Mammalian Responses to Pleistocene Climate Change

A recent paper entitled Mammalian responses to Pleistocene climate change in southeastern Australia (Geology, January 2007, V 35 N. 1, pp 33-36) researchers G. Prideaux, R. Roberts, D. Megirian, K. Westaway, J. Hellstrom and J. Olley

From the abstract:

Resolving faunal responses to Pleistocene climate change is vital for differentiating human impacts from other drivers of ecological change. While 90% ofAustralia’s large mammals were extinct by ca. 45 ka, their responses to glacial-interglacial cycling have remained unknown, due to a lack of rigorous biostratigraphic studies and the rarity of terrestrial climatic records that can be related directly to faunal records. We present an analysis of faunal data from the Naracoorte Caves in southeastern Australia, which are unique not only because of the species richness and time-depth of the assemblages that they contain, but also because this faunal record is directly comparable with a 500 k.y. speleothem-based record of local effective moisture. Our data reveal that, despite significant population fluctuations driven by glacial-interglacial cycling, the species composition of the mammal fauna was essentially stable for 500 k.y. before the late Pleistocene extinctions. Larger species declined during a drier inter­val between 270 and 220 ka, likely reflecting range contractions away from Naracoorte, but they then recovered locally, persisting well into the late Pleistocene. Because the speleothem record and prior faunal response imply that local conditions should have been favorable for megafauna until at least 30 ka, climate change is unlikely to have been the principal cause of the extinctions.

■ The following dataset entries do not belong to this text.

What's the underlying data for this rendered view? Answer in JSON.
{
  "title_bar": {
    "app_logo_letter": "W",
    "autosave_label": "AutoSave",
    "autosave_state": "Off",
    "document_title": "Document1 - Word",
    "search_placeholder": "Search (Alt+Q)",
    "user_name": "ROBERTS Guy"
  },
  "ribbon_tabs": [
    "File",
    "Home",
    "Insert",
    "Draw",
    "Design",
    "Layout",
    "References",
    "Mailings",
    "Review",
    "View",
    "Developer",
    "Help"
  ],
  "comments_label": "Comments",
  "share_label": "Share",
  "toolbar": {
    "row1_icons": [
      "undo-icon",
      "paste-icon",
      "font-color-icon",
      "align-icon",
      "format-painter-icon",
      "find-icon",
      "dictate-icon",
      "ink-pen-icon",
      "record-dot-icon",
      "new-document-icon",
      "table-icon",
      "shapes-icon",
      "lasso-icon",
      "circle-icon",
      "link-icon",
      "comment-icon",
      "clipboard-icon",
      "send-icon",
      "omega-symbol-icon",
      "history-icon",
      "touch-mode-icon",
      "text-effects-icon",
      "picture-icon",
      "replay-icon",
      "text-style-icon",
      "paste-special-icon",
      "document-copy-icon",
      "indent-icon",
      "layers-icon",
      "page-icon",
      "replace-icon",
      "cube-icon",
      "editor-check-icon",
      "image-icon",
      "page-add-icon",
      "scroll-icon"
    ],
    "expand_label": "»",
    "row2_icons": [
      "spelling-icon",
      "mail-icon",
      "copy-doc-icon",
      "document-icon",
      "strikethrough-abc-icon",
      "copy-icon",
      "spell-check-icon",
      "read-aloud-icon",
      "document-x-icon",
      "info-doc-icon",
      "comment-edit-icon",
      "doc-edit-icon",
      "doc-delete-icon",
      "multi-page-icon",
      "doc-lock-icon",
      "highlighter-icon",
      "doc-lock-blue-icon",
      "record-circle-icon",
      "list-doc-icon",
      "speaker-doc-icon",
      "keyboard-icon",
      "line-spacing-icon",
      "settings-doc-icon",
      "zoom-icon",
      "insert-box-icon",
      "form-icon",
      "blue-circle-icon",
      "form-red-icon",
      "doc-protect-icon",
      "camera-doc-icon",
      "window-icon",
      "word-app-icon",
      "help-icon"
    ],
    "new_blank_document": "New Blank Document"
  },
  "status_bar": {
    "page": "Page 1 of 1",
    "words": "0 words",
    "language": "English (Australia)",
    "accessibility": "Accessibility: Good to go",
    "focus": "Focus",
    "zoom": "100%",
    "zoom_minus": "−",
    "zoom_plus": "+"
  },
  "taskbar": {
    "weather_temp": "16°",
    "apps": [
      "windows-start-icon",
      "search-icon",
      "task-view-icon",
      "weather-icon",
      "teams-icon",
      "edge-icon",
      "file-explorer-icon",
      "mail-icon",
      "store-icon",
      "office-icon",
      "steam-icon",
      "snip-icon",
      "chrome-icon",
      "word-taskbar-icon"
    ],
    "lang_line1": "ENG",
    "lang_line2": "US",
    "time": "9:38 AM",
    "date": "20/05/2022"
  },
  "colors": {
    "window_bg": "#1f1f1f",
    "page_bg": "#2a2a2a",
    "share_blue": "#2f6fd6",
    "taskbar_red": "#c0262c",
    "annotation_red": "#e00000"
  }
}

The proposal of the paper is that climatic change alone was not the cause of mammalian extinctions in Australia. This is supported by a review of how regional fauna dealt with climatic cycles as part of an explanatory route towards a resolution of the extinction debate in Australia.

The results of the study suggest that climate had a small hand in population reduction, it was not sufficient to cause the extinctions. The cause itself therefore can be more associated to human involvement:

... the persistence of relatively cool, moist conditions for most of the last glacial should have favored the megafauna, a conclusion com­parable to that drawn from inland localities by Miller et al. (2005). Therefore, extinction of the NCWHA megafauna by ca. 45 ka (Pate et al., 2002) cannot have been caused solely or primar­ily by climate change, especially given the per­sistence of all other mammals into the Holocene (McDowell, 2001). The disparity between pre-human and posthuman changes at Naracoorte resembles that described for an analogous North American mammalian succession in Porcupine Cave, Colorado (Barnosky et al., 2004b). These records show that mammal faunas on both con­tinents were well adapted to Quaternary climatic variations prior to the arrival of humans.

While this has no direct correlation to unknown animals, it does support the successful survival of species in the environment. Humans had the larger impact, and the environment at the time was sufficient to sustain the megafauna.